Standpunkt

Solides Lohn-Plus


Wie die Entwicklung unseres Wohlstands mit allen Tricks schlechtgeredet wird

Unlängst war zu lesen: Das Lohneinkommen des deutschen Arbeitnehmers liegt im Vergleich der Industriestaaten auf Rang elf – nach Rang sechs ein Jahrzehnt zuvor. Und im Aufschwung-Jahr 2010 stiegen die Tariflöhne nur um 0,9 Prozent. Geht es abwärts mit dem Wohlstand? Ist Deutschland gar „Niedriglohnland geworden“, wie Klaus Wiesehügel, Chef der Bau-Gewerkschaft, meint?

Bei solchen Themen mit Empörungspotenzial führen uns Presse, Radio und TV gern in die Irre. So sind in den 0,9 Prozent die Einmalzahlungen nicht mit drin (etwa im größten Industriezweig Metall und Elektro 320 Euro). Das war der amtlichen Mitteilung noch zu entnehmen – der Meldung der Nachrichtenagentur nicht mehr.

Unter den Tisch fiel auch, dass es bei der Bilanz des letzten Jahres sehr auf den Vergleichszeitraum ankommt.

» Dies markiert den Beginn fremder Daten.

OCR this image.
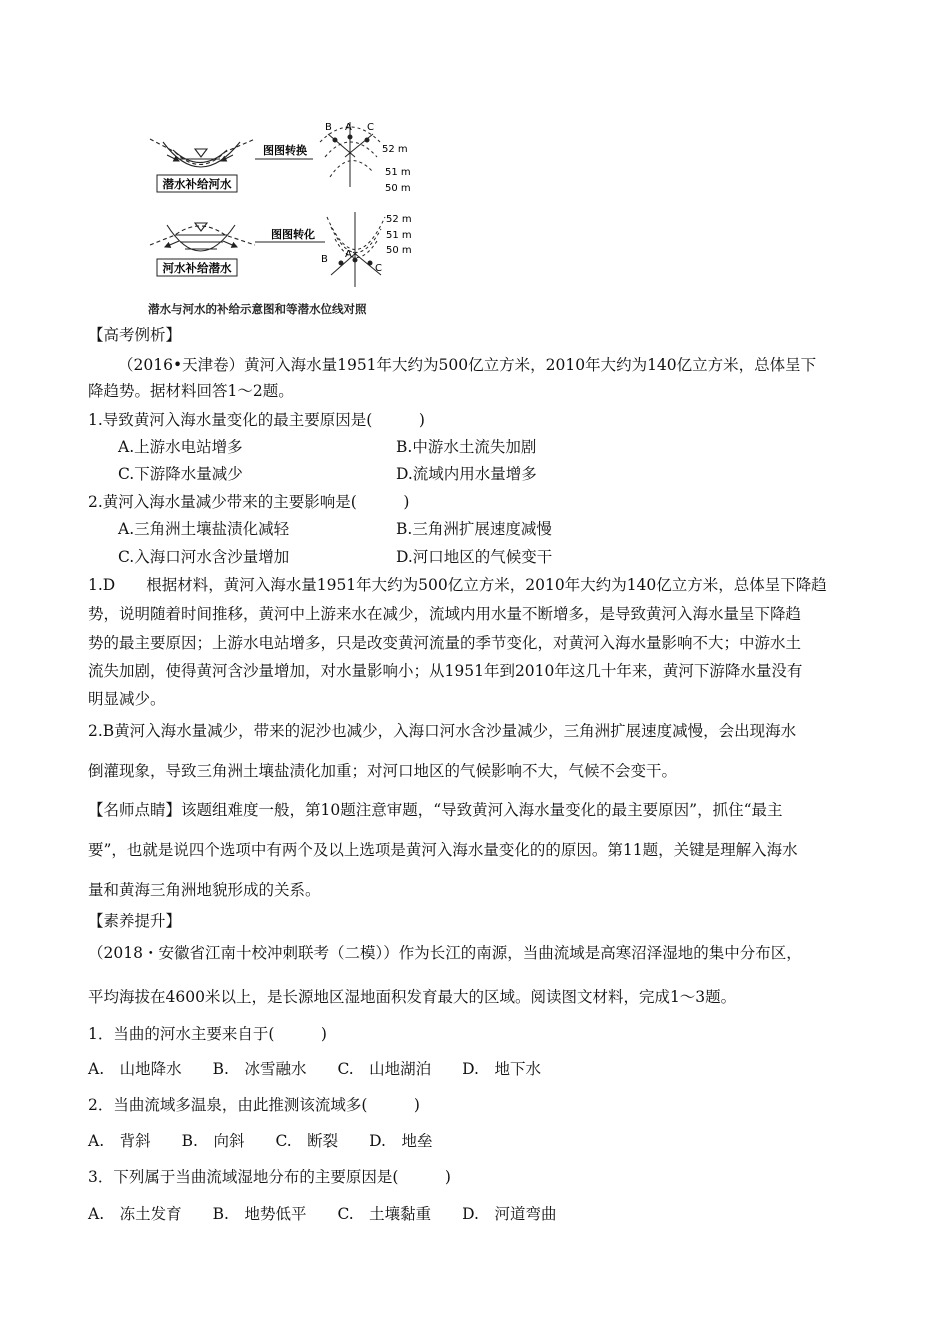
潜水补给河水
图图转换
B A C
52 m
51 m
50 m
河水补给潜水
图图转化
52 m
51 m
50 m
B A
C
潜水与河水的补给示意图和等潜水位线对照
【高考例析】
（2016•天津卷）黄河入海水量1951年大约为500亿立方米，2010年大约为140亿立方米，总体呈下
降趋势。据材料回答1～2题。
1.导致黄河入海水量变化的最主要原因是(　　　)
A.上游水电站增多	B.中游水土流失加剧
C.下游降水量减少	D.流域内用水量增多
2.黄河入海水量减少带来的主要影响是(　　　)
A.三角洲土壤盐渍化减轻	B.三角洲扩展速度减慢
C.入海口河水含沙量增加	D.河口地区的气候变干
1.D　　根据材料，黄河入海水量1951年大约为500亿立方米，2010年大约为140亿立方米，总体呈下降趋
势，说明随着时间推移，黄河中上游来水在减少，流域内用水量不断增多，是导致黄河入海水量呈下降趋
势的最主要原因；上游水电站增多，只是改变黄河流量的季节变化，对黄河入海水量影响不大；中游水土
流失加剧，使得黄河含沙量增加，对水量影响小；从1951年到2010年这几十年来，黄河下游降水量没有
明显减少。
2.B黄河入海水量减少，带来的泥沙也减少，入海口河水含沙量减少，三角洲扩展速度减慢，会出现海水
倒灌现象，导致三角洲土壤盐渍化加重；对河口地区的气候影响不大，气候不会变干。
【名师点睛】该题组难度一般，第10题注意审题，“导致黄河入海水量变化的最主要原因”，抓住“最主
要”，也就是说四个选项中有两个及以上选项是黄河入海水量变化的的原因。第11题，关键是理解入海水
量和黄海三角洲地貌形成的关系。
【素养提升】
（2018・安徽省江南十校冲刺联考（二模））作为长江的南源，当曲流域是高寒沼泽湿地的集中分布区，
平均海拔在4600米以上，是长源地区湿地面积发育最大的区域。阅读图文材料，完成1～3题。
1．当曲的河水主要来自于(　　　)
A.　山地降水　　B.　冰雪融水　　C.　山地湖泊　　D.　地下水
2．当曲流域多温泉，由此推测该流域多(　　　)
A.　背斜　　B.　向斜　　C.　断裂　　D.　地垒
3．下列属于当曲流域湿地分布的主要原因是(　　　)
A.　冻土发育　　B.　地势低平　　C.　土壤黏重　　D.　河道弯曲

Die 0,9 Prozent sind der Zuwachs von Januar 2010 bis Januar 2011. Doch gewerkschaftsnahe Fachleute verglichen den Jahresdurchschnitt 2010 mit 2009. Ihr Fazit: Die Tariflöhne stiegen um 1,8 Prozent, zwei Drittel stärker als die Preise – ein Wohlstandsgewinn also.

Und die Meldung, wonach unser Lohneinkommen im letzten Jahrzehnt von Rang sechs auf elf fiel? Das hat vor allem zwei Gründe: Viele (Langzeit-)Arbeitslose mauserten sich, immerhin, zu Niedriglohn-Beziehern – und die Teilzeiter nahmen von 3,8 auf 5,3 Millionen zu. Beides senkt das Durchschnittseinkommen pro Beschäftigtem. Aber es berührt in keiner Weise die etablierten Vollzeitkräfte.

Im internationalen Vergleich sind die Stundenlohn-Zuwächse im letzten Jahrzehnt allerdings moderat ausgefallen: Die Kosten je Stunde Industrie-Arbeit lagen im Jahr 2000 noch auf dem höchsten Niveau weltweit – und liegen nach neuesten Daten auf dem vierten Platz, nach Norwegen, Belgien und der Schweiz.

Soll man das als Verlust des Lohnweltmeister-Titels bejammern? Wichtiger ist doch, dass die besonnene Lohnpolitik zu weniger Entlassungen in der Krise und mehr Neueinstellungen seither geführt hat. Im Ausland spricht man sogar schon von einem „zweiten deutschen Wirtschaftswunder“.

Künftig werden wir wieder höhere, nicht zuletzt übertarifliche Zuwächse erleben. Weil im Aufschwung und zudem wegen der rückläufigen Schulabgänger-Zahlen die Fachkräfte knapp werden. Und Knappheit ist der einzige solide (nicht mutwillig Arbeitsplätze vernichtende) Anlass für reale Preissteigerungen am Arbeitsmarkt.